Sex als Triebfeder der Industrie
Pornoproduzenten als Internetpioniere
Auch mit dem Internet gingen die Erotikproduzenten schon früh eine Symbiose ein: Auf Sexseiten gab es bereits verschlüsselte Anmeldungen und Kreditkartenzahlung, bevor das Wort "E-Commerce" überhaupt bekannt war. Florian Koch vom IT- und Telekommunikationsverband Bitkom: "Sie haben die Technik in jedem Fall sehr früh eingesetzt." Jedoch hatte dieses frühe Engagement auch Schattenseiten: "Einige betrügerische Dialer-Angebote haben in der Anfangszeit dem Ruf für elektronische Zahlungen im Internet geschadet."

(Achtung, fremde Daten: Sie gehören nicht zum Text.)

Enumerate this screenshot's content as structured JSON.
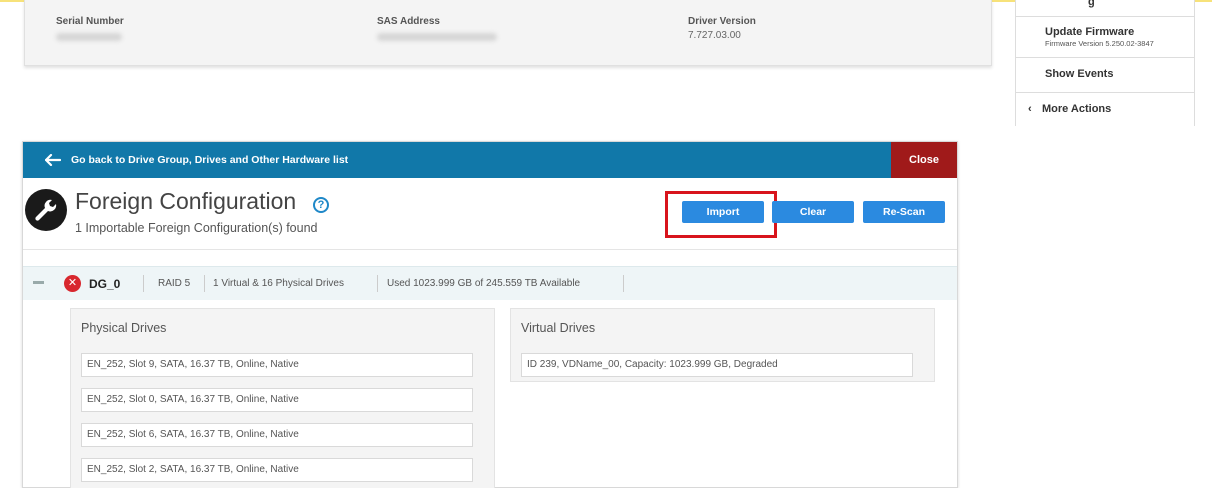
{
  "info": {
    "serial_label": "Serial Number",
    "sas_label": "SAS Address",
    "driver_label": "Driver Version",
    "driver_value": "7.727.03.00"
  },
  "side_menu": {
    "update_firmware": "Update Firmware",
    "firmware_version": "Firmware Version 5.250.02-3847",
    "show_events": "Show Events",
    "more_actions": "More Actions"
  },
  "panel": {
    "back_link": "Go back to Drive Group, Drives and Other Hardware list",
    "close": "Close",
    "title": "Foreign Configuration",
    "subtitle": "1 Importable Foreign Configuration(s) found",
    "buttons": {
      "import": "Import",
      "clear": "Clear",
      "rescan": "Re-Scan"
    }
  },
  "drive_group": {
    "name": "DG_0",
    "raid": "RAID 5",
    "drives": "1 Virtual & 16 Physical Drives",
    "usage": "Used 1023.999 GB of 245.559 TB Available"
  },
  "physical_drives": {
    "title": "Physical Drives",
    "items": [
      "EN_252, Slot 9, SATA, 16.37 TB, Online, Native",
      "EN_252, Slot 0, SATA, 16.37 TB, Online, Native",
      "EN_252, Slot 6, SATA, 16.37 TB, Online, Native",
      "EN_252, Slot 2, SATA, 16.37 TB, Online, Native"
    ]
  },
  "virtual_drives": {
    "title": "Virtual Drives",
    "items": [
      "ID 239, VDName_00, Capacity: 1023.999 GB, Degraded"
    ]
  },
  "colors": {
    "header_bar": "#1178a9",
    "close_button": "#a01a1a",
    "action_button": "#2b8ae0",
    "highlight": "#d8141c",
    "error": "#d8272e"
  }
}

Technisch legte die Erotikbranche vor: Pay-per-view, Videoportale: Alles Dinge, die für die Erotikanbieter alte Hüte sind. So könnte man vermuten, dass auch die rasante Verbreitung der Breitbandanschlüsse zu einem Teil dem Verlangen nach erotischen Downloads geschuldet ist. Schließlich macht das Datenaufkommen von Erotikinhalten laut einer aktuellen Studie der NPD Group 60 Prozent des gesamten Filesharing-Datenverkehrs im Netz aus. Florian Koch von Bitkom hält dies allerdings nur für einen Teilaspekt: "Die stark steigende Zahl von Breitbandanschlüssen hat viele Gründe: Hier ist neben dem immer umfangreicheren Angebot von Inhalten im Netz vor allem der stark fallende Preis für einen schnellen Internetanschluss zu nennen."
Neue Wege gehen
Wenn es eine neue Möglichkeit gibt, Inhalte multimedial unters Volk zu bringen, sind es fast unter Garantie erotische Inhalte, die als erstes dafür zu haben sind. Ob die erwähnten Internetportale, kostenpflichtige Rufnummern - die sogenannten "Mehrwehrtdienste" über die Vorwahlen 0900 und zuvor 0190 - oder Foto- und Videodownload aufs Handy. Stets sind die Sexanbieter die Vorreiter. Das Geschäft mit der Lust expandiert mit hoher Innovationsfreude trotz der immer noch annähernd tabuisierten Stellung in der Gesellschaft.
Handy, DVD-Player und Co.
Pornos sind oft nicht das einzige Kriterium für eine Kaufentscheidung, sondern lediglich eines unter mehreren. So sind moderne Handys mit Videofunktion besonders bei Jugendlichen beliebt. Vielen besorgten Medienberichten zufolge wird eben diese Funktion gerne dazu benutzt, um eindeutige Filmsequenzen in Briefmarkengröße wie Trophäen auf dem Pausenhof herumzuzeigen. Klassisches Henne-Ei-Problem: Werden Pornos auf dem Handy geschaut, weil das Handy dies kann oder wurde ein Videohandy ausgewählt, um damit Pornos zu schauen?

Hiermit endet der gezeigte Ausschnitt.